Homme et territoire : la vie ouvrière à La Fayolle
La manufacture devint rapidement le premier employeur industriel du Pays de Bains, fédérant une population ouvrière composite : ouvriers étameurs allemands, familles mosellanes, paysans saisonniers venus du hameau voisin de Trémonzey, forgerons itinérants. La Fayolle abritait alors jusqu’à 130 habitants, vivant dans des maisons bâties à proximité immédiate de l’usine. Un microcosme en soi, doté de sa chapelle, de son four à pain, et d’un jardin potager collectif.
Le travail était harassant.

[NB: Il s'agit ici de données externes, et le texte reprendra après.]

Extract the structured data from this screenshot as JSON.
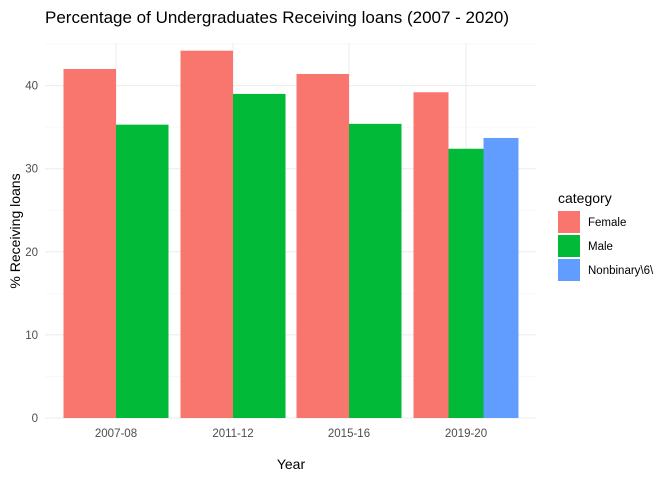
{
  "chart_data": {
    "type": "bar",
    "title": "Percentage of Undergraduates Receiving loans (2007 - 2020)",
    "xlabel": "Year",
    "ylabel": "% Receiving loans",
    "categories": [
      "2007-08",
      "2011-12",
      "2015-16",
      "2019-20"
    ],
    "ylim": [
      0,
      45.5
    ],
    "yticks": [
      0,
      10,
      20,
      30,
      40
    ],
    "grid": true,
    "legend": {
      "title": "category",
      "placement": "right"
    },
    "series": [
      {
        "name": "Female",
        "color": "#F8766D",
        "values": [
          42.0,
          44.2,
          41.4,
          39.2
        ]
      },
      {
        "name": "Male",
        "color": "#00BA38",
        "values": [
          35.3,
          39.0,
          35.4,
          32.4
        ]
      },
      {
        "name": "Nonbinary\\6\\",
        "color": "#619CFF",
        "values": [
          null,
          null,
          null,
          33.7
        ]
      }
    ]
  }
}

Six jours sur sept, les équipes se relayaient autour du haut-fourneau, entre chaleur étouffante et odeurs de métal chauffé. Les archives municipales de Bains-les-Bains rapportent des descriptions poignantes : jeunes apprentis dormant dans les combles pour économiser sur le trajet, femmes raccommodant les vêtements brûlés, et veillées animées durant les longues veillées hivernales.
Au cœur de cette communauté singulière naquirent des solidarités, mais aussi des tensions, notamment lors des grandes pénuries de bois ou des inondations de la Combeauté, qui interrompaient brutalement la production. En 1797, un violent conflit éclata entre ouvriers français et contremaîtres venus de Westphalie, à propos des nouveaux horaires imposés par la direction. Les états de service de l’époque témoignent pourtant d’une faible désertion et d'un ancrage profond au territoire, reflet d’une culture ouvrière pionnière dans la région.